# Need Tickets for Crested Butte in March



## Stiff N' Wett (Feb 18, 2010)

Coors used to do a buy one get one for crested Butte, call a liquor store in Gunnison and see if they are still doing it. Just a heads up Yonder Mountain String Band is playing at the base of CB on I think the 27 of March, should be a great time.

Just called my local store in Gunny they said they are still doing the deal. You buy a 24 pack of coors have a good ole time with that and then get buy one get one half off lift tickets.
Have Fun


----------



## Duckierado (Jul 28, 2009)

Was just down there this past weekend. If you call the Chamber and speak to Suzane she'll give you a list of hotels that offer discounted tickets. Ours were $66 but I think they'll be dropping by the time you go. 
I highly recommend checking out the Super 8 is you are staying in Gunny on the cheap.
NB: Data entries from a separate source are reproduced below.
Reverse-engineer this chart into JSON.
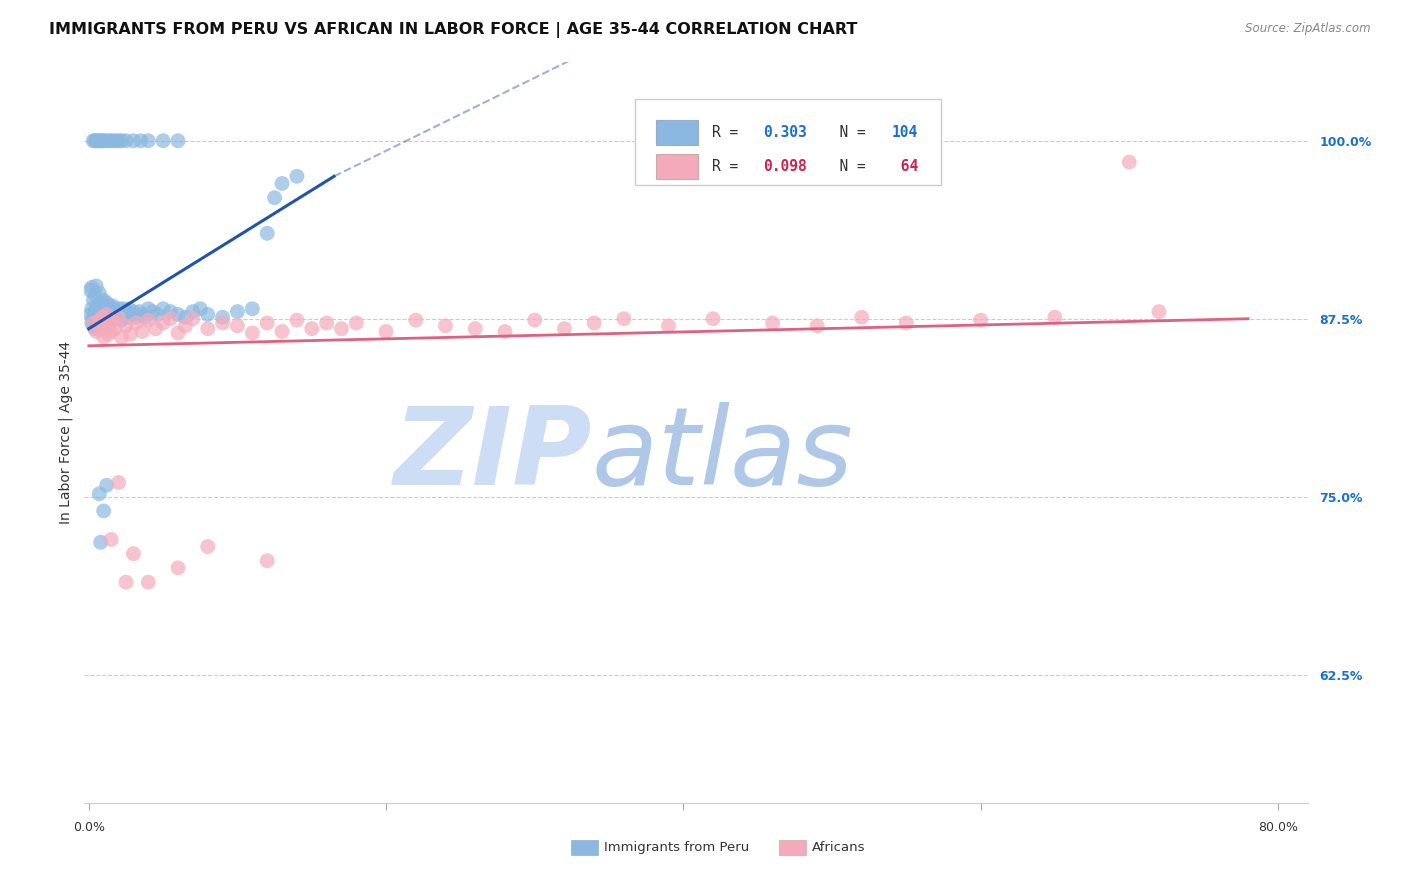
{
  "title": "IMMIGRANTS FROM PERU VS AFRICAN IN LABOR FORCE | AGE 35-44 CORRELATION CHART",
  "source_text": "Source: ZipAtlas.com",
  "ylabel": "In Labor Force | Age 35-44",
  "ytick_labels": [
    "62.5%",
    "75.0%",
    "87.5%",
    "100.0%"
  ],
  "ytick_values": [
    0.625,
    0.75,
    0.875,
    1.0
  ],
  "xlim": [
    -0.003,
    0.82
  ],
  "ylim": [
    0.535,
    1.055
  ],
  "legend_blue_R": "0.303",
  "legend_blue_N": "104",
  "legend_pink_R": "0.098",
  "legend_pink_N": " 64",
  "blue_color": "#8ab8e0",
  "pink_color": "#f5aabb",
  "blue_line_color": "#2255aa",
  "pink_line_color": "#e06080",
  "blue_R_color": "#1a70cc",
  "pink_R_color": "#cc2255",
  "watermark_zip_color": "#ccddf5",
  "watermark_atlas_color": "#b0c8e8",
  "title_fontsize": 11.5,
  "source_fontsize": 8.5,
  "axis_label_fontsize": 10,
  "tick_fontsize": 9,
  "ytick_color": "#1a70cc",
  "xtick_left_label": "0.0%",
  "xtick_right_label": "80.0%",
  "bottom_legend_blue_label": "Immigrants from Peru",
  "bottom_legend_pink_label": "Africans",
  "blue_scatter_x": [
    0.001,
    0.001,
    0.002,
    0.002,
    0.002,
    0.003,
    0.003,
    0.003,
    0.003,
    0.004,
    0.004,
    0.004,
    0.005,
    0.005,
    0.005,
    0.005,
    0.006,
    0.006,
    0.006,
    0.007,
    0.007,
    0.007,
    0.007,
    0.008,
    0.008,
    0.008,
    0.009,
    0.009,
    0.009,
    0.01,
    0.01,
    0.01,
    0.01,
    0.011,
    0.011,
    0.012,
    0.012,
    0.012,
    0.013,
    0.013,
    0.014,
    0.014,
    0.015,
    0.015,
    0.016,
    0.016,
    0.017,
    0.018,
    0.019,
    0.02,
    0.021,
    0.022,
    0.023,
    0.024,
    0.025,
    0.026,
    0.027,
    0.028,
    0.03,
    0.032,
    0.034,
    0.036,
    0.038,
    0.04,
    0.043,
    0.046,
    0.05,
    0.055,
    0.06,
    0.065,
    0.07,
    0.075,
    0.08,
    0.09,
    0.1,
    0.11,
    0.12,
    0.125,
    0.13,
    0.14,
    0.003,
    0.004,
    0.005,
    0.006,
    0.007,
    0.008,
    0.009,
    0.01,
    0.012,
    0.014,
    0.016,
    0.018,
    0.02,
    0.022,
    0.025,
    0.03,
    0.035,
    0.04,
    0.05,
    0.06,
    0.007,
    0.008,
    0.01,
    0.012
  ],
  "blue_scatter_y": [
    0.878,
    0.895,
    0.872,
    0.882,
    0.897,
    0.87,
    0.876,
    0.888,
    0.875,
    0.868,
    0.88,
    0.892,
    0.874,
    0.882,
    0.87,
    0.898,
    0.876,
    0.884,
    0.87,
    0.878,
    0.882,
    0.87,
    0.893,
    0.876,
    0.884,
    0.872,
    0.878,
    0.886,
    0.87,
    0.882,
    0.876,
    0.888,
    0.87,
    0.88,
    0.874,
    0.878,
    0.886,
    0.872,
    0.88,
    0.87,
    0.878,
    0.884,
    0.874,
    0.882,
    0.876,
    0.884,
    0.878,
    0.88,
    0.876,
    0.882,
    0.878,
    0.874,
    0.882,
    0.878,
    0.88,
    0.876,
    0.882,
    0.878,
    0.88,
    0.876,
    0.88,
    0.878,
    0.876,
    0.882,
    0.88,
    0.878,
    0.882,
    0.88,
    0.878,
    0.876,
    0.88,
    0.882,
    0.878,
    0.876,
    0.88,
    0.882,
    0.935,
    0.96,
    0.97,
    0.975,
    1.0,
    1.0,
    1.0,
    1.0,
    1.0,
    1.0,
    1.0,
    1.0,
    1.0,
    1.0,
    1.0,
    1.0,
    1.0,
    1.0,
    1.0,
    1.0,
    1.0,
    1.0,
    1.0,
    1.0,
    0.752,
    0.718,
    0.74,
    0.758
  ],
  "pink_scatter_x": [
    0.003,
    0.005,
    0.007,
    0.008,
    0.009,
    0.01,
    0.011,
    0.012,
    0.013,
    0.014,
    0.015,
    0.016,
    0.018,
    0.02,
    0.022,
    0.025,
    0.028,
    0.032,
    0.036,
    0.04,
    0.045,
    0.05,
    0.055,
    0.06,
    0.065,
    0.07,
    0.08,
    0.09,
    0.1,
    0.11,
    0.12,
    0.13,
    0.14,
    0.15,
    0.16,
    0.17,
    0.18,
    0.2,
    0.22,
    0.24,
    0.26,
    0.28,
    0.3,
    0.32,
    0.34,
    0.36,
    0.39,
    0.42,
    0.46,
    0.49,
    0.52,
    0.55,
    0.6,
    0.65,
    0.7,
    0.72,
    0.015,
    0.02,
    0.025,
    0.03,
    0.04,
    0.06,
    0.08,
    0.12
  ],
  "pink_scatter_y": [
    0.872,
    0.866,
    0.874,
    0.868,
    0.876,
    0.862,
    0.87,
    0.878,
    0.864,
    0.872,
    0.866,
    0.874,
    0.868,
    0.876,
    0.862,
    0.87,
    0.864,
    0.872,
    0.866,
    0.874,
    0.868,
    0.872,
    0.875,
    0.865,
    0.87,
    0.875,
    0.868,
    0.872,
    0.87,
    0.865,
    0.872,
    0.866,
    0.874,
    0.868,
    0.872,
    0.868,
    0.872,
    0.866,
    0.874,
    0.87,
    0.868,
    0.866,
    0.874,
    0.868,
    0.872,
    0.875,
    0.87,
    0.875,
    0.872,
    0.87,
    0.876,
    0.872,
    0.874,
    0.876,
    0.985,
    0.88,
    0.72,
    0.76,
    0.69,
    0.71,
    0.69,
    0.7,
    0.715,
    0.705
  ]
}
AJ, the guy that runs it is first rate. 
oh and biscuits and gravy, sausage, eggs, and waffles on the breakfast buffet.


----------



## milo (Apr 21, 2004)

*........*

.....just saw an add from the beer store in gunny.....1/2 price tickets if you buy 12'er of coors....1st beer store on right, commin' from monarch way....ps mountian is super good right now....


----------